Sabía ya de su triunfo en la sublevación; conocía todo cuanto de la nueva situación de aquel país, y de quien presidía la junta castrense, se contaba en los periódicos, en la radio y en la televisión. Nada, a pesar de su cabal conocimiento, le traía recuerdos de aquel hombre que había jurado poner a sus pies todo lo que le pidiera.

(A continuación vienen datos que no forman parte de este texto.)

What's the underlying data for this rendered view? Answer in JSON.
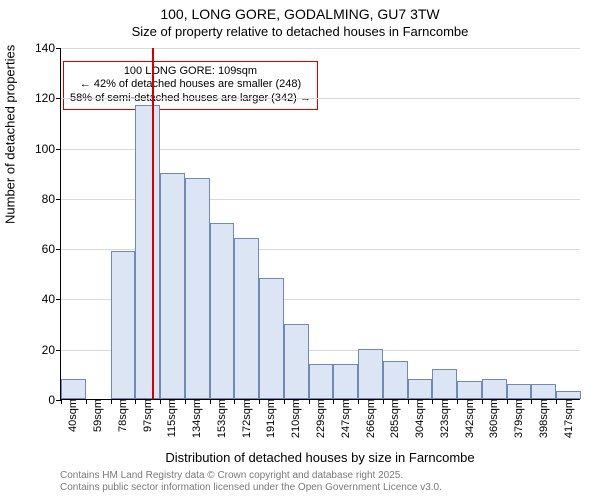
{
  "chart": {
    "type": "histogram",
    "title_line1": "100, LONG GORE, GODALMING, GU7 3TW",
    "title_line2": "Size of property relative to detached houses in Farncombe",
    "title_fontsize": 14,
    "subtitle_fontsize": 13,
    "background_color": "#ffffff",
    "grid_color": "#d9d9d9",
    "axis_color": "#000000",
    "bar_fill": "#dbe5f4",
    "bar_border": "#6f89b8",
    "bar_border_width": 1,
    "marker_color": "#d40000",
    "ylabel": "Number of detached properties",
    "xlabel": "Distribution of detached houses by size in Farncombe",
    "label_fontsize": 13,
    "tick_fontsize": 12,
    "ylim": [
      0,
      140
    ],
    "ytick_step": 20,
    "xticks": [
      "40sqm",
      "59sqm",
      "78sqm",
      "97sqm",
      "115sqm",
      "134sqm",
      "153sqm",
      "172sqm",
      "191sqm",
      "210sqm",
      "229sqm",
      "247sqm",
      "266sqm",
      "285sqm",
      "304sqm",
      "323sqm",
      "342sqm",
      "360sqm",
      "379sqm",
      "398sqm",
      "417sqm"
    ],
    "values": [
      8,
      0,
      59,
      117,
      90,
      88,
      70,
      64,
      48,
      30,
      14,
      14,
      20,
      15,
      8,
      12,
      7,
      8,
      6,
      6,
      3
    ],
    "bar_width_ratio": 1.0,
    "marker": {
      "position_index": 3.67,
      "annotation_line1": "100 LONG GORE: 109sqm",
      "annotation_line2": "← 42% of detached houses are smaller (248)",
      "annotation_line3": "58% of semi-detached houses are larger (342) →",
      "annotation_top_value": 135,
      "annotation_fontsize": 11
    },
    "footer_line1": "Contains HM Land Registry data © Crown copyright and database right 2025.",
    "footer_line2": "Contains public sector information licensed under the Open Government Licence v3.0.",
    "footer_color": "#7a7a7a",
    "footer_fontsize": 10
  }
}
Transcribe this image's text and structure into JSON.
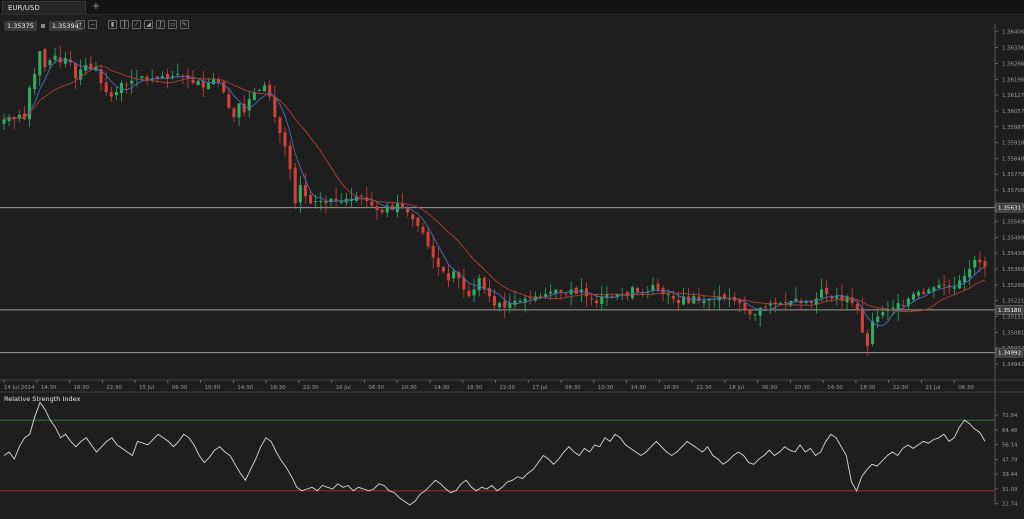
{
  "tab": {
    "symbol": "EUR/USD",
    "add_label": "+"
  },
  "quote": {
    "bid": "1.35375",
    "ask": "1.35394"
  },
  "toolbar": {
    "icons": [
      "zoom-in-icon",
      "zoom-out-icon",
      "bar-chart-icon",
      "candles-icon",
      "line-chart-icon",
      "area-chart-icon",
      "indicators-icon",
      "objects-icon",
      "draw-icon"
    ]
  },
  "colors": {
    "bg": "#1e1e1e",
    "bull": "#2fae62",
    "bear": "#d2413a",
    "ma_fast": "#4a70b8",
    "ma_slow": "#b0403a",
    "hline": "#9a9a9a",
    "rsi_line": "#d8d8d8",
    "rsi_upper": "#2f8f3a",
    "rsi_lower": "#b32a2a"
  },
  "chart_data": {
    "type": "candlestick",
    "instrument": "EUR/USD",
    "ylim": [
      1.3488,
      1.3644
    ],
    "y_ticks": [
      "1.36406",
      "1.36336",
      "1.36266",
      "1.36196",
      "1.36127",
      "1.36057",
      "1.35987",
      "1.35918",
      "1.35848",
      "1.35778",
      "1.35708",
      "1.35638",
      "1.35569",
      "1.35499",
      "1.35430",
      "1.35360",
      "1.35290",
      "1.35221",
      "1.35151",
      "1.35081",
      "1.35012",
      "1.34942"
    ],
    "x_ticks": [
      "14 Jul 2014",
      "14:30",
      "18:30",
      "22:30",
      "15 Jul",
      "06:30",
      "10:30",
      "14:30",
      "18:30",
      "22:30",
      "16 Jul",
      "06:30",
      "10:30",
      "14:30",
      "18:30",
      "22:30",
      "17 Jul",
      "06:30",
      "10:30",
      "14:30",
      "18:30",
      "22:30",
      "18 Jul",
      "06:30",
      "10:30",
      "14:30",
      "18:30",
      "22:30",
      "21 Jul",
      "06:30"
    ],
    "horizontal_lines": [
      "1.35631",
      "1.35180",
      "1.34992"
    ],
    "close_path": [
      1.3602,
      1.3603,
      1.3602,
      1.3604,
      1.3602,
      1.3616,
      1.3622,
      1.3632,
      1.3625,
      1.3628,
      1.363,
      1.3627,
      1.3629,
      1.3627,
      1.362,
      1.3624,
      1.3626,
      1.3624,
      1.3625,
      1.3618,
      1.3614,
      1.3612,
      1.3614,
      1.3618,
      1.3617,
      1.3619,
      1.362,
      1.3621,
      1.3619,
      1.362,
      1.362,
      1.3621,
      1.362,
      1.3621,
      1.3622,
      1.3621,
      1.362,
      1.3618,
      1.3619,
      1.3616,
      1.3618,
      1.362,
      1.3618,
      1.3614,
      1.3607,
      1.3603,
      1.3609,
      1.3605,
      1.3611,
      1.3614,
      1.3615,
      1.3617,
      1.3612,
      1.3603,
      1.3596,
      1.359,
      1.358,
      1.3565,
      1.3573,
      1.3568,
      1.3565,
      1.3566,
      1.3566,
      1.3565,
      1.3567,
      1.3566,
      1.3566,
      1.3567,
      1.3567,
      1.3568,
      1.3568,
      1.3566,
      1.3564,
      1.3562,
      1.3561,
      1.3564,
      1.3562,
      1.3565,
      1.3563,
      1.3561,
      1.3558,
      1.3555,
      1.3552,
      1.3546,
      1.3541,
      1.3537,
      1.3535,
      1.3531,
      1.3535,
      1.3532,
      1.3527,
      1.3524,
      1.3527,
      1.3532,
      1.3527,
      1.3524,
      1.352,
      1.3521,
      1.3519,
      1.3521,
      1.3522,
      1.3522,
      1.3523,
      1.3523,
      1.3524,
      1.3524,
      1.3525,
      1.3526,
      1.3527,
      1.3526,
      1.3525,
      1.3527,
      1.3525,
      1.3527,
      1.3524,
      1.3523,
      1.3521,
      1.3524,
      1.3525,
      1.3524,
      1.3525,
      1.3525,
      1.3524,
      1.3528,
      1.3526,
      1.3525,
      1.3526,
      1.3529,
      1.3527,
      1.3525,
      1.3525,
      1.3523,
      1.3521,
      1.3524,
      1.3521,
      1.3524,
      1.3522,
      1.3522,
      1.3523,
      1.3523,
      1.3524,
      1.3523,
      1.3523,
      1.3522,
      1.3521,
      1.3518,
      1.3516,
      1.3516,
      1.3519,
      1.3519,
      1.3521,
      1.3521,
      1.3521,
      1.3521,
      1.3522,
      1.3523,
      1.3521,
      1.3522,
      1.3521,
      1.3523,
      1.3527,
      1.3525,
      1.3523,
      1.3524,
      1.3522,
      1.3524,
      1.3521,
      1.3518,
      1.3508,
      1.3502,
      1.3513,
      1.3515,
      1.3517,
      1.3518,
      1.3519,
      1.3521,
      1.352,
      1.3523,
      1.3525,
      1.3526,
      1.3525,
      1.3527,
      1.3528,
      1.3529,
      1.3529,
      1.3528,
      1.3528,
      1.3531,
      1.3533,
      1.3536,
      1.354,
      1.3539,
      1.3537
    ],
    "series": [
      {
        "name": "",
        "type": "moving_average_fast"
      },
      {
        "name": "",
        "type": "moving_average_slow"
      }
    ],
    "indicator": {
      "title": "Relative Strength Index",
      "ylim": [
        18,
        82
      ],
      "y_ticks": [
        "72.84",
        "64.48",
        "56.14",
        "47.79",
        "39.44",
        "31.09",
        "22.74"
      ],
      "levels": [
        70,
        30
      ],
      "values": [
        50,
        52,
        48,
        55,
        60,
        62,
        72,
        80,
        76,
        70,
        66,
        60,
        62,
        58,
        55,
        58,
        60,
        56,
        52,
        55,
        58,
        60,
        56,
        54,
        52,
        50,
        58,
        57,
        56,
        59,
        62,
        60,
        58,
        55,
        58,
        62,
        60,
        56,
        50,
        46,
        49,
        53,
        55,
        52,
        50,
        45,
        40,
        36,
        42,
        48,
        55,
        60,
        58,
        52,
        47,
        43,
        38,
        32,
        30,
        31,
        32,
        30,
        33,
        32,
        31,
        34,
        32,
        33,
        30,
        32,
        31,
        30,
        31,
        34,
        33,
        30,
        29,
        26,
        24,
        22,
        24,
        28,
        30,
        33,
        36,
        34,
        31,
        29,
        30,
        34,
        36,
        32,
        30,
        32,
        31,
        33,
        30,
        32,
        35,
        36,
        38,
        37,
        40,
        42,
        46,
        50,
        48,
        45,
        48,
        52,
        55,
        52,
        50,
        54,
        52,
        56,
        55,
        60,
        58,
        62,
        60,
        56,
        54,
        52,
        50,
        52,
        55,
        58,
        55,
        52,
        50,
        52,
        55,
        58,
        56,
        54,
        52,
        55,
        50,
        48,
        45,
        47,
        50,
        52,
        50,
        46,
        45,
        48,
        50,
        53,
        50,
        52,
        55,
        53,
        52,
        56,
        52,
        54,
        50,
        52,
        58,
        62,
        60,
        55,
        50,
        35,
        30,
        38,
        42,
        45,
        44,
        47,
        50,
        52,
        50,
        54,
        56,
        54,
        56,
        58,
        57,
        59,
        60,
        62,
        58,
        60,
        66,
        70,
        68,
        65,
        63,
        58
      ]
    }
  }
}
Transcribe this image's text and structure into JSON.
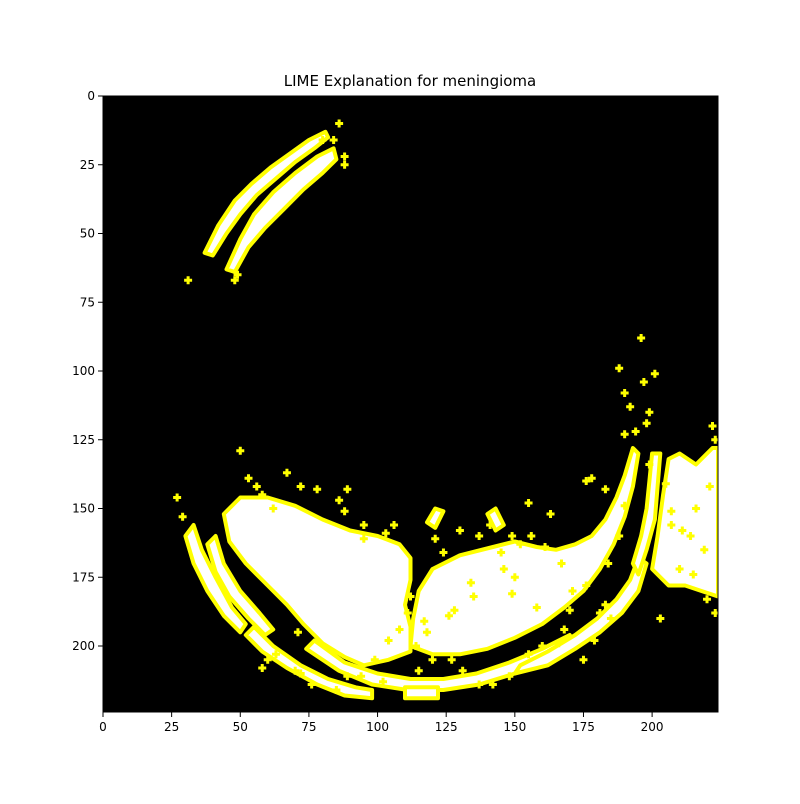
{
  "chart_data": {
    "type": "heatmap",
    "title": "LIME Explanation for meningioma",
    "xlabel": "",
    "ylabel": "",
    "xlim": [
      0,
      224
    ],
    "ylim": [
      224,
      0
    ],
    "xticks": [
      0,
      25,
      50,
      75,
      100,
      125,
      150,
      175,
      200
    ],
    "yticks": [
      0,
      25,
      50,
      75,
      100,
      125,
      150,
      175,
      200
    ],
    "grid": false,
    "legend": "none",
    "colors": {
      "background": "#000000",
      "highlight": "#ffffff",
      "boundary": "#ffff00"
    },
    "regions": [
      {
        "name": "upper-arc-outer",
        "points": [
          [
            37,
            57
          ],
          [
            42,
            47
          ],
          [
            48,
            38
          ],
          [
            54,
            32
          ],
          [
            61,
            26
          ],
          [
            68,
            21
          ],
          [
            75,
            16
          ],
          [
            81,
            13
          ],
          [
            82,
            15
          ],
          [
            77,
            19
          ],
          [
            70,
            24
          ],
          [
            63,
            30
          ],
          [
            56,
            36
          ],
          [
            50,
            43
          ],
          [
            45,
            50
          ],
          [
            40,
            58
          ]
        ]
      },
      {
        "name": "upper-arc-inner",
        "points": [
          [
            45,
            63
          ],
          [
            50,
            52
          ],
          [
            55,
            43
          ],
          [
            62,
            35
          ],
          [
            70,
            28
          ],
          [
            78,
            22
          ],
          [
            84,
            19
          ],
          [
            85,
            23
          ],
          [
            80,
            28
          ],
          [
            73,
            34
          ],
          [
            66,
            41
          ],
          [
            59,
            48
          ],
          [
            53,
            55
          ],
          [
            48,
            64
          ]
        ]
      },
      {
        "name": "lower-left-mass",
        "points": [
          [
            44,
            152
          ],
          [
            50,
            146
          ],
          [
            60,
            146
          ],
          [
            70,
            149
          ],
          [
            80,
            154
          ],
          [
            90,
            158
          ],
          [
            100,
            160
          ],
          [
            108,
            163
          ],
          [
            112,
            168
          ],
          [
            112,
            176
          ],
          [
            110,
            185
          ],
          [
            112,
            193
          ],
          [
            112,
            202
          ],
          [
            104,
            205
          ],
          [
            95,
            207
          ],
          [
            88,
            204
          ],
          [
            80,
            199
          ],
          [
            73,
            192
          ],
          [
            67,
            185
          ],
          [
            60,
            178
          ],
          [
            52,
            170
          ],
          [
            46,
            162
          ]
        ]
      },
      {
        "name": "lower-right-mass",
        "points": [
          [
            112,
            200
          ],
          [
            113,
            190
          ],
          [
            115,
            180
          ],
          [
            120,
            172
          ],
          [
            130,
            167
          ],
          [
            142,
            164
          ],
          [
            150,
            162
          ],
          [
            158,
            164
          ],
          [
            165,
            165
          ],
          [
            172,
            163
          ],
          [
            178,
            160
          ],
          [
            183,
            154
          ],
          [
            187,
            146
          ],
          [
            190,
            138
          ],
          [
            193,
            128
          ],
          [
            195,
            130
          ],
          [
            193,
            142
          ],
          [
            190,
            153
          ],
          [
            186,
            163
          ],
          [
            181,
            172
          ],
          [
            175,
            180
          ],
          [
            168,
            186
          ],
          [
            160,
            192
          ],
          [
            150,
            197
          ],
          [
            140,
            201
          ],
          [
            130,
            203
          ],
          [
            120,
            203
          ]
        ]
      },
      {
        "name": "right-edge-mass",
        "points": [
          [
            200,
            172
          ],
          [
            202,
            160
          ],
          [
            204,
            145
          ],
          [
            206,
            132
          ],
          [
            210,
            130
          ],
          [
            216,
            134
          ],
          [
            222,
            128
          ],
          [
            224,
            128
          ],
          [
            224,
            182
          ],
          [
            218,
            180
          ],
          [
            212,
            178
          ],
          [
            206,
            178
          ]
        ]
      },
      {
        "name": "left-curve-1",
        "points": [
          [
            30,
            160
          ],
          [
            33,
            156
          ],
          [
            36,
            165
          ],
          [
            41,
            175
          ],
          [
            47,
            186
          ],
          [
            52,
            192
          ],
          [
            50,
            195
          ],
          [
            44,
            189
          ],
          [
            38,
            180
          ],
          [
            33,
            170
          ]
        ]
      },
      {
        "name": "left-curve-2",
        "points": [
          [
            38,
            163
          ],
          [
            41,
            160
          ],
          [
            44,
            170
          ],
          [
            50,
            180
          ],
          [
            57,
            188
          ],
          [
            62,
            194
          ],
          [
            59,
            196
          ],
          [
            53,
            190
          ],
          [
            46,
            182
          ],
          [
            41,
            173
          ]
        ]
      },
      {
        "name": "left-curve-3",
        "points": [
          [
            52,
            196
          ],
          [
            55,
            193
          ],
          [
            62,
            200
          ],
          [
            72,
            207
          ],
          [
            82,
            212
          ],
          [
            92,
            215
          ],
          [
            98,
            216
          ],
          [
            98,
            219
          ],
          [
            88,
            218
          ],
          [
            78,
            214
          ],
          [
            67,
            208
          ],
          [
            58,
            202
          ]
        ]
      },
      {
        "name": "bottom-band-1",
        "points": [
          [
            74,
            201
          ],
          [
            77,
            198
          ],
          [
            88,
            206
          ],
          [
            100,
            210
          ],
          [
            112,
            212
          ],
          [
            124,
            212
          ],
          [
            136,
            210
          ],
          [
            148,
            206
          ],
          [
            160,
            201
          ],
          [
            170,
            196
          ],
          [
            172,
            199
          ],
          [
            162,
            205
          ],
          [
            150,
            210
          ],
          [
            137,
            214
          ],
          [
            124,
            216
          ],
          [
            111,
            216
          ],
          [
            98,
            214
          ],
          [
            86,
            209
          ]
        ]
      },
      {
        "name": "bottom-band-2",
        "points": [
          [
            150,
            210
          ],
          [
            152,
            207
          ],
          [
            162,
            202
          ],
          [
            172,
            196
          ],
          [
            180,
            190
          ],
          [
            187,
            183
          ],
          [
            192,
            176
          ],
          [
            195,
            168
          ],
          [
            198,
            170
          ],
          [
            195,
            180
          ],
          [
            189,
            188
          ],
          [
            181,
            195
          ],
          [
            172,
            201
          ],
          [
            162,
            207
          ]
        ]
      },
      {
        "name": "right-band-1",
        "points": [
          [
            193,
            170
          ],
          [
            196,
            160
          ],
          [
            198,
            150
          ],
          [
            199,
            140
          ],
          [
            200,
            130
          ],
          [
            203,
            130
          ],
          [
            202,
            142
          ],
          [
            201,
            154
          ],
          [
            198,
            165
          ],
          [
            195,
            174
          ]
        ]
      },
      {
        "name": "small-blob-1",
        "points": [
          [
            118,
            155
          ],
          [
            121,
            150
          ],
          [
            124,
            151
          ],
          [
            121,
            157
          ]
        ]
      },
      {
        "name": "small-blob-2",
        "points": [
          [
            140,
            152
          ],
          [
            143,
            150
          ],
          [
            146,
            156
          ],
          [
            143,
            158
          ]
        ]
      },
      {
        "name": "bottom-rectangle",
        "points": [
          [
            110,
            215
          ],
          [
            122,
            215
          ],
          [
            122,
            219
          ],
          [
            110,
            219
          ]
        ]
      }
    ],
    "speckles": [
      [
        31,
        67
      ],
      [
        27,
        146
      ],
      [
        29,
        153
      ],
      [
        48,
        67
      ],
      [
        49,
        65
      ],
      [
        86,
        10
      ],
      [
        88,
        22
      ],
      [
        88,
        25
      ],
      [
        80,
        16
      ],
      [
        84,
        16
      ],
      [
        50,
        129
      ],
      [
        53,
        139
      ],
      [
        67,
        137
      ],
      [
        72,
        142
      ],
      [
        78,
        143
      ],
      [
        89,
        143
      ],
      [
        95,
        156
      ],
      [
        71,
        195
      ],
      [
        70,
        209
      ],
      [
        94,
        211
      ],
      [
        99,
        205
      ],
      [
        104,
        198
      ],
      [
        117,
        191
      ],
      [
        118,
        195
      ],
      [
        114,
        200
      ],
      [
        126,
        189
      ],
      [
        128,
        187
      ],
      [
        134,
        177
      ],
      [
        135,
        182
      ],
      [
        146,
        172
      ],
      [
        150,
        175
      ],
      [
        155,
        148
      ],
      [
        161,
        164
      ],
      [
        167,
        170
      ],
      [
        171,
        180
      ],
      [
        176,
        140
      ],
      [
        178,
        139
      ],
      [
        188,
        99
      ],
      [
        190,
        108
      ],
      [
        192,
        113
      ],
      [
        194,
        122
      ],
      [
        190,
        123
      ],
      [
        198,
        119
      ],
      [
        199,
        115
      ],
      [
        201,
        101
      ],
      [
        197,
        104
      ],
      [
        196,
        88
      ],
      [
        222,
        120
      ],
      [
        223,
        125
      ],
      [
        223,
        188
      ],
      [
        220,
        183
      ],
      [
        215,
        174
      ],
      [
        214,
        160
      ],
      [
        211,
        158
      ],
      [
        207,
        156
      ],
      [
        203,
        190
      ],
      [
        185,
        190
      ],
      [
        183,
        185
      ],
      [
        181,
        188
      ],
      [
        179,
        198
      ],
      [
        175,
        205
      ],
      [
        168,
        194
      ],
      [
        166,
        199
      ],
      [
        160,
        200
      ],
      [
        155,
        203
      ],
      [
        148,
        211
      ],
      [
        142,
        214
      ],
      [
        137,
        214
      ],
      [
        131,
        209
      ],
      [
        127,
        205
      ],
      [
        120,
        205
      ],
      [
        115,
        209
      ],
      [
        102,
        213
      ],
      [
        89,
        211
      ],
      [
        85,
        216
      ],
      [
        76,
        214
      ],
      [
        72,
        210
      ],
      [
        63,
        203
      ],
      [
        60,
        205
      ],
      [
        58,
        208
      ],
      [
        95,
        161
      ],
      [
        103,
        159
      ],
      [
        106,
        156
      ],
      [
        88,
        151
      ],
      [
        86,
        147
      ],
      [
        62,
        150
      ],
      [
        58,
        145
      ],
      [
        56,
        142
      ],
      [
        112,
        182
      ],
      [
        111,
        188
      ],
      [
        108,
        194
      ],
      [
        121,
        161
      ],
      [
        124,
        166
      ],
      [
        130,
        158
      ],
      [
        137,
        160
      ],
      [
        141,
        156
      ],
      [
        149,
        160
      ],
      [
        152,
        163
      ],
      [
        156,
        160
      ],
      [
        163,
        152
      ],
      [
        145,
        166
      ],
      [
        149,
        181
      ],
      [
        158,
        186
      ],
      [
        170,
        187
      ],
      [
        176,
        178
      ],
      [
        184,
        170
      ],
      [
        188,
        160
      ],
      [
        190,
        149
      ],
      [
        183,
        143
      ],
      [
        199,
        134
      ],
      [
        205,
        141
      ],
      [
        207,
        151
      ],
      [
        210,
        172
      ],
      [
        216,
        150
      ],
      [
        219,
        165
      ],
      [
        221,
        142
      ]
    ]
  }
}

En esa primera mañana de su amor para ella no existía más hombre que el caballista al que había conocido apenas una semana antes, y con quien gozaría como jamás lo hiciera con el coronel, o a solas, o con Ana Luisa –esa otra alumna de Gonzalo González–, maravilla lesbiana de robustos muslos, de caderas redondas, de poderosos senos, de rostro muy parecido al de Isabelle Adjani, con la que al cabo entraría en amores el profesor y con la que Rosa María Cárdenas se había querido en los excusados del Instituto, sobre las respectivas camas de las muchachas, bajo los oscuros techos de los cinematógrafos, entre las crecidas margaritas de los descampados primaverales, contra los blancos azulejos que había, fríos y limpios, rezumantes de cloro, en el vestuario de cualquier piscina matritense.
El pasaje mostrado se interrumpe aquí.